Jak wcześniej wspomniałem, w Dark Souls II mamy swego rodzaju hub – miejsce wypadowe, z którego lecimy na poszczególne misje. Jest nim Majula, coś jakby osada, miasto – ciężko powiedzieć. Z początku teren świeci pustkami, nie ma nikogo z kim można by pogadać czy pohandlować. Jest tylko zakapturzona starsza kobieta, u której wymieniamy zdobyte dusze na wszystko, co konieczne podróżnikowi. To u niej podnosimy atrybuty bohatera, nabywamy uzbrojenie, eliksiry itd. Niestety nigdzie indziej nie da się tego zrobić, co jest odrobinę irytujące. Żeby bowiem spożytkować zgromadzone dusze trzeba każdorazowo wracać do huba, a zdecydowanie rozsądniejszym i wygodniejszym rozwiązaniem byłoby umożliwienie tego przy jakimkolwiek ognisku. Miałoby to sens i nie trzeba by gonić tam i z powrotem, często po pustkowiach. Aha, zapomniałbym, jeśli przypadkiem skopiecie build postaci, możecie zresetować atrybuty i spróbować od nowa – za to twórcom należy się plusik, bo jednak kiedy w połowie gry zdajemy sobie sprawę, że coś nie zaskakuje, można spróbować powalczyć inaczej. Nie ma potrzeby zaczynać od zera.

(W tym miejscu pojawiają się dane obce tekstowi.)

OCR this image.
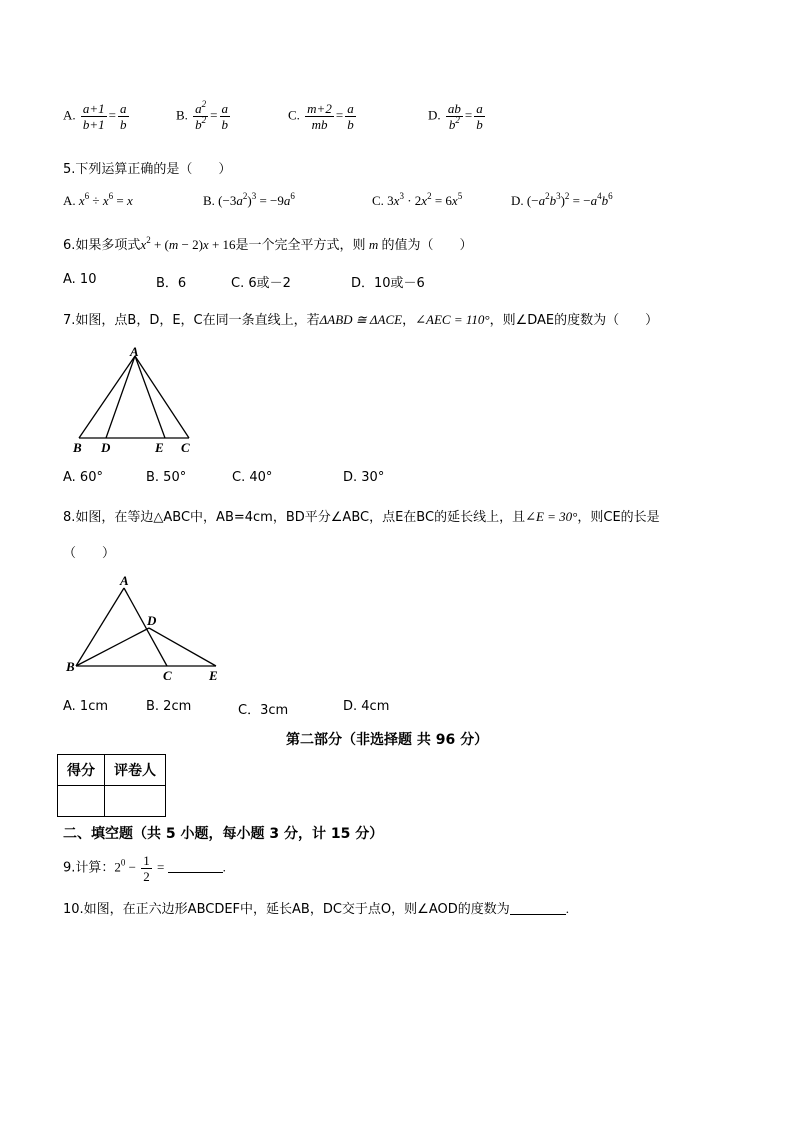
A. $\frac{a+1}{b+1} = \frac{a}{b}$	B. $\frac{a^2}{b^2} = \frac{a}{b}$	C. $\frac{m+2}{mb} = \frac{a}{b}$	D. $\frac{ab}{b^2} = \frac{a}{b}$
5.下列运算正确的是（　　）
A. $x^6 \div x^6 = x$	B. $(-3a^2)^3 = -9a^6$	C. $3x^3 \cdot 2x^2 = 6x^5$	D. $(-a^2b^3)^2 = -a^4b^6$
6.如果多项式$x^2 + (m - 2)x + 16$是一个完全平方式，则 m 的值为（　　）
A. 10	B．6	C. 6或－2	D．10或－6
7.如图，点B，D，E，C在同一条直线上，若ΔABD ≅ ΔACE，∠AEC = 110°，则∠DAE的度数为（　　）
A
B D	E C
A. 60°	B. 50°	C. 40°	D. 30°
8.如图，在等边△ABC中，AB=4cm，BD平分∠ABC，点E在BC的延长线上，且∠E = 30°，则CE的长是
（　　）
A
D
B
C	E
A. 1cm	B. 2cm	C．3cm	D. 4cm
第二部分（非选择题 共 96 分）
得分	评卷人

二、填空题（共 5 小题，每小题 3 分，计 15 分）
9.计算：$2^0 - \frac{1}{2}$ =	.
10.如图，在正六边形ABCDEF中，延长AB，DC交于点O，则∠AOD的度数为	.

To samo tyczy się bossów, bo oni także w grze występują, przysparzając najwięcej problemów. Każdy pojedynek z takim „byczkiem” jest jak „mała” łamigłówka. Trzeba możliwie jak najszybciej zapamiętać poszczególne ruchy oponenta i znaleźć jego mocne oraz słabe strony. Tylko dzięki temu da się osiągnąć zwycięstwo. Choć każdy pojedynek na długo pozostawał mi w głowie, bo nim wreszcie uporałem się z oponentem znałem na pamięć każdy, najmniejszy nawet ruch, to sporo jest przeciwników, którzy wyglądają jak zwykli ludzie, ubrani w przerośnięte pancerze. Nie wiem czy twórcom brakowało koncepcji, czy coś, ale z około 30 szefów, tylko połowa zasługuje na szacunek. Reszta to kopiuj wklej z drobnymi zmianami. Tyle dobrze, że satysfakcja po zwycięstwie przeważnie solidna. Żaden boss nie jest banalny.